Wednesday, March 23, 2016

Phebe Mulholland Cargill Barber: DNA Helps When a Woman Disappears

Evidence for the various children of Sam Mulholland sr and his wife Jane Bullock has gradually accumulated from multiple sources. Genealogical proof can be a challenge in early Michigan history when few records were kept and even fewer survived. Further, Sam and Jane were illiterate, using an X for signing their names. Many stories and evidence for the extended Washtenaw Mulholland clan are elsewhere on this blog.

This is a tale of how DNA may tell us what missing documents may not. It is as yet hypothesized as a single DNA match is not enough. The tale is posted here in hopes others may supplement what is now suspected.

The Documentary Evidence for a Connection


The single documentary source suggesting that Sam and Jane Mulholland had another daughter is a marriage record from 1833. The nuptials of Pheba Mulholand and William Cargill are recorded in the first county marriage register:
Territory of Michigan, Washtenaw County. Be it remembered that on the second day of September Eighteen hundred & third three that the marriage of William Cargill and Pheba Mulholand was solemnized before me, one of the Justices of the Peace in and for the said county of Washtenaw, E. Munday.

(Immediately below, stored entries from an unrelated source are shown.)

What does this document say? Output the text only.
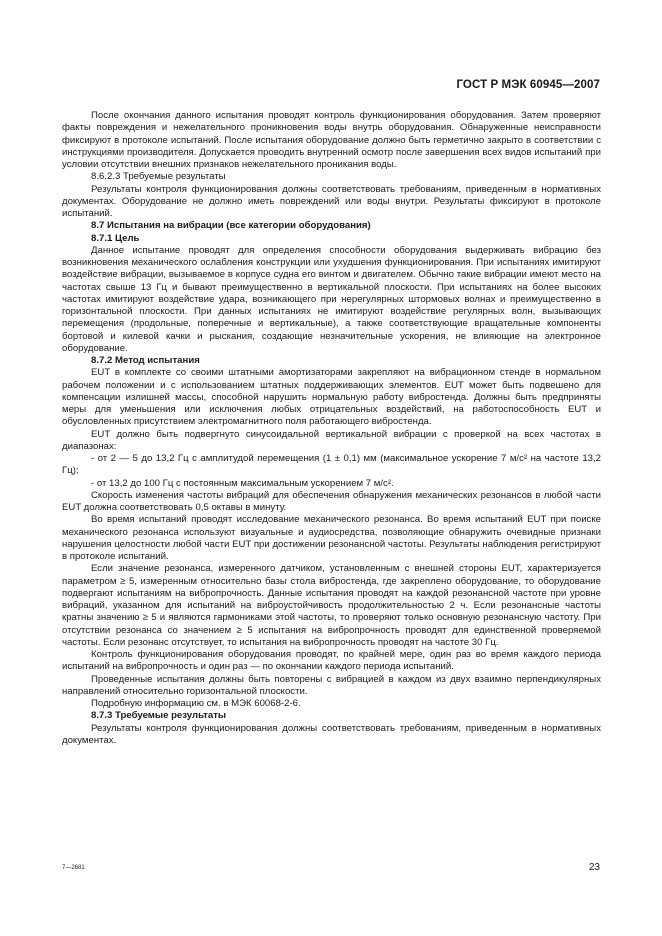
ГОСТ Р МЭК 60945—2007

После окончания данного испытания проводят контроль функционирования оборудования. Затем проверяют факты повреждения и нежелательного проникновения воды внутрь оборудования. Обнаруженные неисправности фиксируют в протоколе испытаний. После испытания оборудование должно быть герметично закрыто в соответствии с инструкциями производителя. Допускается проводить внутренний осмотр после завершения всех видов испытаний при условии отсутствии внешних признаков нежелательного проникания воды.

8.6.2.3 Требуемые результаты

Результаты контроля функционирования должны соответствовать требованиям, приведенным в нормативных документах. Оборудование не должно иметь повреждений или воды внутри. Результаты фиксируют в протоколе испытаний.

8.7 Испытания на вибрации (все категории оборудования)

8.7.1 Цель

Данное испытание проводят для определения способности оборудования выдерживать вибрацию без возникновения механического ослабления конструкции или ухудшения функционирования. При испытаниях имитируют воздействие вибрации, вызываемое в корпусе судна его винтом и двигателем. Обычно такие вибрации имеют место на частотах свыше 13 Гц и бывают преимущественно в вертикальной плоскости. При испытаниях на более высоких частотах имитируют воздействие удара, возникающего при нерегулярных штормовых волнах и преимущественно в горизонтальной плоскости. При данных испытаниях не имитируют воздействие регулярных волн, вызывающих перемещения (продольные, поперечные и вертикальные), а также соответствующие вращательные компоненты бортовой и килевой качки и рыскания, создающие незначительные ускорения, не влияющие на электронное оборудование.

8.7.2 Метод испытания

EUT в комплекте со своими штатными амортизаторами закрепляют на вибрационном стенде в нормальном рабочем положении и с использованием штатных поддерживающих элементов. EUT может быть подвешено для компенсации излишней массы, способной нарушить нормальную работу вибростенда. Должны быть предприняты меры для уменьшения или исключения любых отрицательных воздействий, на работоспособность EUT и обусловленных присутствием электромагнитного поля работающего вибростенда.

EUT должно быть подвергнуто синусоидальной вертикальной вибрации с проверкой на всех частотах в диапазонах:

- от 2 — 5 до 13,2 Гц с амплитудой перемещения (1 ± 0,1) мм (максимальное ускорение 7 м/с² на частоте 13,2 Гц);

- от 13,2 до 100 Гц с постоянным максимальным ускорением 7 м/с².

Скорость изменения частоты вибраций для обеспечения обнаружения механических резонансов в любой части EUT должна соответствовать 0,5 октавы в минуту.

Во время испытаний проводят исследование механического резонанса. Во время испытаний EUT при поиске механического резонанса используют визуальные и аудиосредства, позволяющие обнаружить очевидные признаки нарушения целостности любой части EUT при достижении резонансной частоты. Результаты наблюдения регистрируют в протоколе испытаний.

Если значение резонанса, измеренного датчиком, установленным с внешней стороны EUT, характеризуется параметром ≥ 5, измеренным относительно базы стола вибростенда, где закреплено оборудование, то оборудование подвергают испытаниям на вибропрочность. Данные испытания проводят на каждой резонансной частоте при уровне вибраций, указанном для испытаний на виброустойчивость продолжительностью 2 ч. Если резонансные частоты кратны значению ≥ 5 и являются гармониками этой частоты, то проверяют только основную резонансную частоту. При отсутствии резонанса со значением ≥ 5 испытания на вибропрочность проводят для единственной проверяемой частоты. Если резонанс отсутствует, то испытания на вибропрочность проводят на частоте 30 Гц.

Контроль функционирования оборудования проводят, по крайней мере, один раз во время каждого периода испытаний на вибропрочность и один раз — по окончании каждого периода испытаний.

Проведенные испытания должны быть повторены с вибрацией в каждом из двух взаимно перпендикулярных направлений относительно горизонтальной плоскости.

Подробную информацию см. в МЭК 60068-2-6.

8.7.3 Требуемые результаты

Результаты контроля функционирования должны соответствовать требованиям, приведенным в нормативных документах.

7—2681	23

Except for this entry, not one solid piece of documentary evidence has been found for the couple, including any clear link to the Sam Mulholland family. Only conjecture suggested she is related, given that the extended family arrived in 1833 and they seem to be the only Mulhollands in Washtenaw County at the time. Further, a daughter old enough to marry in 1833 would be just the right age to fill the gap between James and Sam jr, a rather long period for there to have been no children. Earlier genealogists made this assumption, and it remains a reasonable one, though until now very hypothetical even if reasonable.

Marriage register for Washtenaw County, 1833

Desperately Seeking Phebe


As any genealogist will tell you, finding females is far more difficult in times past than finding males. Most official records only recorded the names of white men who owned property, were able to vote, headed the family, and gave their names to a spouse so female maiden names were lost. Until 1850, census records for Michigan had no names except male heads-of-household. Official birth and death records were not required in Michigan until 1867 and even then were less than complete until the 20th century. No regular church records were kept in most early Michigan communities, with many rural churches sharing a traveling clergyman.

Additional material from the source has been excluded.